La última vez que acudí a la Fiscalía fui a denunciar el robo de mi bicicleta roja que se llevaron de la cochera, solo para conseguir un número de reporte.

Los oficiales no tenían intenciones de entrar, a menos que estuviera ahí el ratero, entraron solo para llevarse el socroso morral que el ladrón olvidó en el tendedero. Lo revisaron y traía solo una lámpara de mano.

Cierto, que más puede hacer la policía, solo servir de receptora de un discurso para mi desahogo, en medio de la noticia de que en cualquier momento alguien se puede brincar un muro e invadir un espacio privado y robar la tranquilidad, la paz y de paso los objetos.

Recordé los tiempos de universitaria cuando tomaba una clase que terminaba a las diez de la noche y llegaba a bordo de la bicicleta a cualquier hora, incluso después de una exposición de arte o de un concierto, “sin novedad”, esos sí eran buenos tiempos.

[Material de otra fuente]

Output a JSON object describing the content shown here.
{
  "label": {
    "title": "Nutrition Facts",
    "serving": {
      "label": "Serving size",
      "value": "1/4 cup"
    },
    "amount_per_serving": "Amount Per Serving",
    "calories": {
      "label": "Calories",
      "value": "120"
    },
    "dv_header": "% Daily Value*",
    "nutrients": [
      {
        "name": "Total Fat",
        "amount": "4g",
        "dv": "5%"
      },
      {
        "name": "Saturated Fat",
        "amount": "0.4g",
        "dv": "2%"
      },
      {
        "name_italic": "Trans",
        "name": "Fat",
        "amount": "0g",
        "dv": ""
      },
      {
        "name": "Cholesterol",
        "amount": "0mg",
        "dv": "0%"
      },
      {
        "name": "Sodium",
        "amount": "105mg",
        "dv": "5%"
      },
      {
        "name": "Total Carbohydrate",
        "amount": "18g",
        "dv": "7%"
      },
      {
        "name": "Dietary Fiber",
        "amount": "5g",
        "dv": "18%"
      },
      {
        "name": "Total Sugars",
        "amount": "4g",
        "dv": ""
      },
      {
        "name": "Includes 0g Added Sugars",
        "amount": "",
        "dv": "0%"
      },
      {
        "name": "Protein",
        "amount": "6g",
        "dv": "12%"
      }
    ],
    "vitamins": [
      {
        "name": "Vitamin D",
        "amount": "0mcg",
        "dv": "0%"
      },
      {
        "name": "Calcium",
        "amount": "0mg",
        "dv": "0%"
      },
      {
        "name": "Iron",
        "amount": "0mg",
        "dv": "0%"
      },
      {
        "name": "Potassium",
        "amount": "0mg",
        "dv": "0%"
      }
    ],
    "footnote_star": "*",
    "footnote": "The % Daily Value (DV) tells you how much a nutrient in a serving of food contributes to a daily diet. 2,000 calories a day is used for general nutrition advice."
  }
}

Ahora lo único que podemos hacer, dijo el uniformado, es tener una pistola y actuar en defensa propia.

Qué peor pandemia que ir por la vida actuando “en defensa propia”.

Paso siguiente, vino el aviso a nuestros seres queridos: la rendición del informe que comienza a aliviar, las recomendaciones, la ayuda. Vino hasta acá mi hermano con su mujer, al rescate de mis hijos.

En la calle, no sé cómo, llegó la asistencia de los buenos vecinos, que no escucharon nada extraño por la mañana, pero que estaban ahí para concretar el proceso de aceptación de la realidad y la catarsis.

“Yo lo vi salir de la otra casa” dijo alguien. “Pero creí que era un rentero”.

También iba a llevarse una bicicleta, pero justo en ese momento llegaron unos chavos y dijeron: “esa bici es la de mi primo”, el tipo aventó la bicicleta y se alejó corriendo.

“Son los de las vías”, dijo otro.

Allá, al lado de la avenida Washington, donde están las vías del tren, hay sobre un callejón unas casas improvisadas con tablas, hules, muebles y colchones viejos: es una guarida de desocupados y bandidos; recordé a las personas que van a llevarles ropa y comida, que los mantiene en pie para que luego puedan caminar hacia acá y arrebatarnos todo.

La conversación en la calle con los cuatro vecinos fue la sobremesa de lo sucedido y los intercambios de números celulares, anécdotas y recomendaciones, fueron el apapacho para cerrar el agrio episodio y comenzar la reparación de los daños.

“Ya se me quitó el hambre”, había dicho Natalia, pero el hambre volvió cuando el aroma de las cebollas fritas se coló por el comedor y llegó a todas las habitaciones de la casa.

Colocamos los víveres en el refrigerador, las frutas en el frutero, los niños cenaron como nunca, mordieron con el hambre atrasada las salchichas fritas mientras se chupaban los dedos cubiertos de mostaza y la salsa dulce de jitomate.

Esa noche se los llevó su tío Lucas a San Cris y nosotros nos quedamos a levantar lo caído.